Selon l’Association des Constructeurs de Motocycles Européens (ACEM), le nombre de
cyclos en circulation en France est estimé à 1,3 million d’unités (chiffres 2008).
Pourquoi le contrôle-technique (CT) des cyclomoteurs est une mesure « bidon » ?
Cette idée de CT des cyclomoteurs est en partie une réponse des technocrates face à
l’émotion suscitée dans l’opinion publique par les accidents mortels survenus à des
adolescents qui jouaient sur des moto de tout-terrain non homologuées pour circuler sur la
voie publique. Des émeutes urbaines largement relayées par les médias s’ajoutent aux
tensions et les responsables politiques surenchérissent par des déclarations spectaculaires.
Mais ces accidents ne sont pas à proprement parler des accidents dit de « sécurité
routière ». Ils surviennent dans des périmètres réduits, généralement circonscrits à un
quartier urbain où le problème est récurrent, sans pour autant faire l’objet d’actions efficaces
de la part des pouvoirs publics.
La médiatisation de ces faits laisse imaginer qu’il existe un problème grave de sécurité
routière chez les jeunes utilisant des cyclos… la corrélation avec des engins nonhomologués
et volontairement « trafiqués » s’établit dans l’opinion publique à partir de ces
amalgames : dès lors, une surenchère réglementaire devient socialement acceptable.
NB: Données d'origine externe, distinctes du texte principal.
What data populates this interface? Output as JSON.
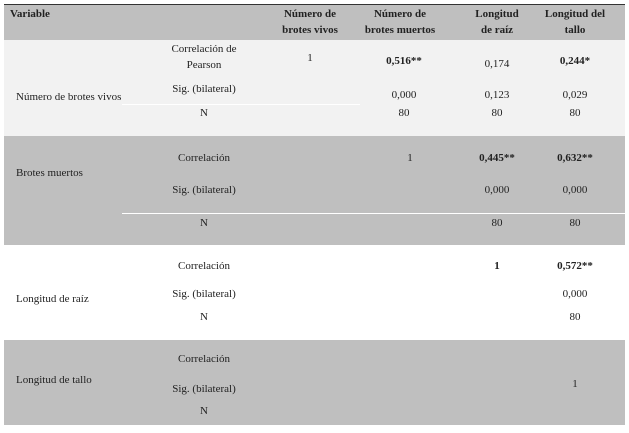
{
  "colors": {
    "header": "#bfbfbf",
    "row_light": "#f2f2f2",
    "row_gray": "#bfbfbf",
    "row_white": "#ffffff",
    "top_border": "#333333"
  },
  "header": {
    "variable": "Variable",
    "col1": [
      "Número de",
      "brotes vivos"
    ],
    "col2": [
      "Número de",
      "brotes muertos"
    ],
    "col3": [
      "Longitud",
      "de raíz"
    ],
    "col4": [
      "Longitud del",
      "tallo"
    ]
  },
  "rows": [
    {
      "variable": "Número de brotes vivos",
      "stat_labels": [
        "Correlación de",
        "Pearson",
        "Sig. (bilateral)",
        "N"
      ],
      "corr": [
        "1",
        "0,516**",
        "0,174",
        "0,244*"
      ],
      "sig": [
        "0,000",
        "0,123",
        "0,029"
      ],
      "n": [
        "80",
        "80",
        "80"
      ]
    },
    {
      "variable": "Brotes muertos",
      "stat_labels": [
        "Correlación",
        "Sig. (bilateral)",
        "N"
      ],
      "corr": [
        "1",
        "0,445**",
        "0,632**"
      ],
      "sig": [
        "0,000",
        "0,000"
      ],
      "n": [
        "80",
        "80"
      ]
    },
    {
      "variable": "Longitud de raíz",
      "stat_labels": [
        "Correlación",
        "Sig. (bilateral)",
        "N"
      ],
      "corr": [
        "1",
        "0,572**"
      ],
      "sig": [
        "0,000"
      ],
      "n": [
        "80"
      ]
    },
    {
      "variable": "Longitud de tallo",
      "stat_labels": [
        "Correlación",
        "Sig. (bilateral)",
        "N"
      ],
      "corr": [
        "1"
      ]
    }
  ]
}
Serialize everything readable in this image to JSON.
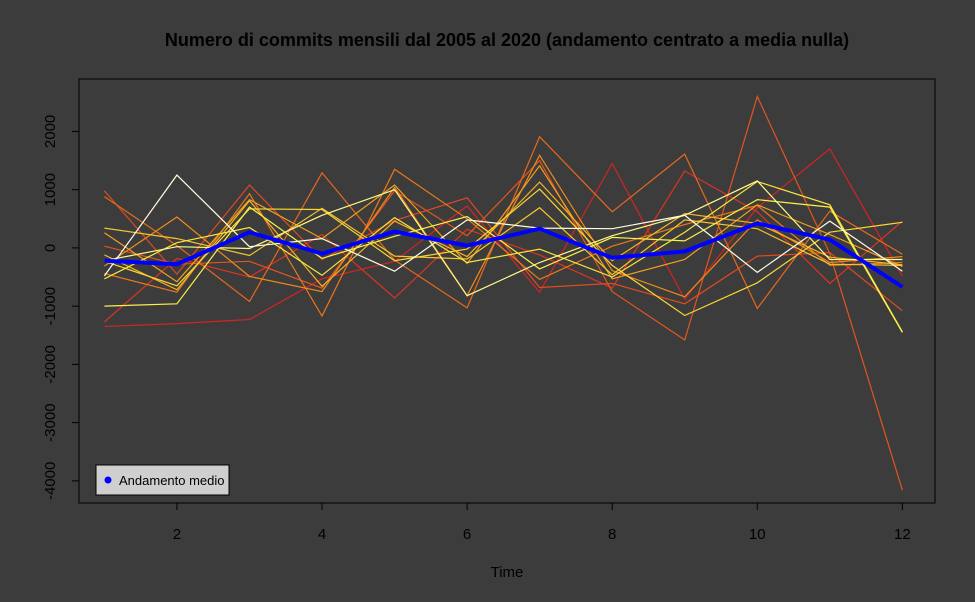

Le prétexte avancé par la Délégation Interministérielle à la Circulation et à la Sécurité
Routière (DSCR) pour justifier le CT des cyclomoteurs s’articule sur la lutte contre le
débridage. Légalement, les cyclomoteurs sont limités par construction à 45 km/h. En
pratique, de nombreux cyclos sont débridés. Les cas de débridage les plus courants sont
constitués par une modification des dispositifs de bridage à l’admission (diamètre de la pipe
d’admission, carburateur ou systèmes d’injection) et/ou à l’échappement (diamètre des
conduits, chicanes). D’autres systèmes concernent les paramètres d’allumage, notamment
par des « puces » électroniques qui limitent les montées en régime du moteur, parfois au
moyen d’un calculateur couplé à la vitesse de rotation des roues du véhicule. La modification
volontaire de ces paramètres est facilement réversible : il suffit, avant un contrôle, de
remettre en place les dispositifs de bridage d’origine.
Débridage ou gonflage ?
Il est important de distinguer le débridage qui consiste à retrouver les caractéristiques
mécaniques intrinsèques à la conception d’un véhicule et le « gonflage » qui tend à
augmenter exagérément les possibilités, en puissance et en vitesse maxi d’un véhicule…
hélas, la DSCR ne fait pas cette distinction.
Un cyclo de 49,9 cm3 est-il plus dangereux s’il est débridé pour rouler à 60 ou 80 km/h ?
Non car dans la majorité des cas, les moteurs de 49,9 cm3 équipent des véhicules existant
aussi en 80 cm3 : les cyclomoteurs de 49,9 cm3 sont donc sous-motorisés par-rapport au
reste de la partie-cycle (freins, pneus et suspensions) prévue pour des véhicules d’une
cylindrée supérieure et pouvant dépasser 45 km/h.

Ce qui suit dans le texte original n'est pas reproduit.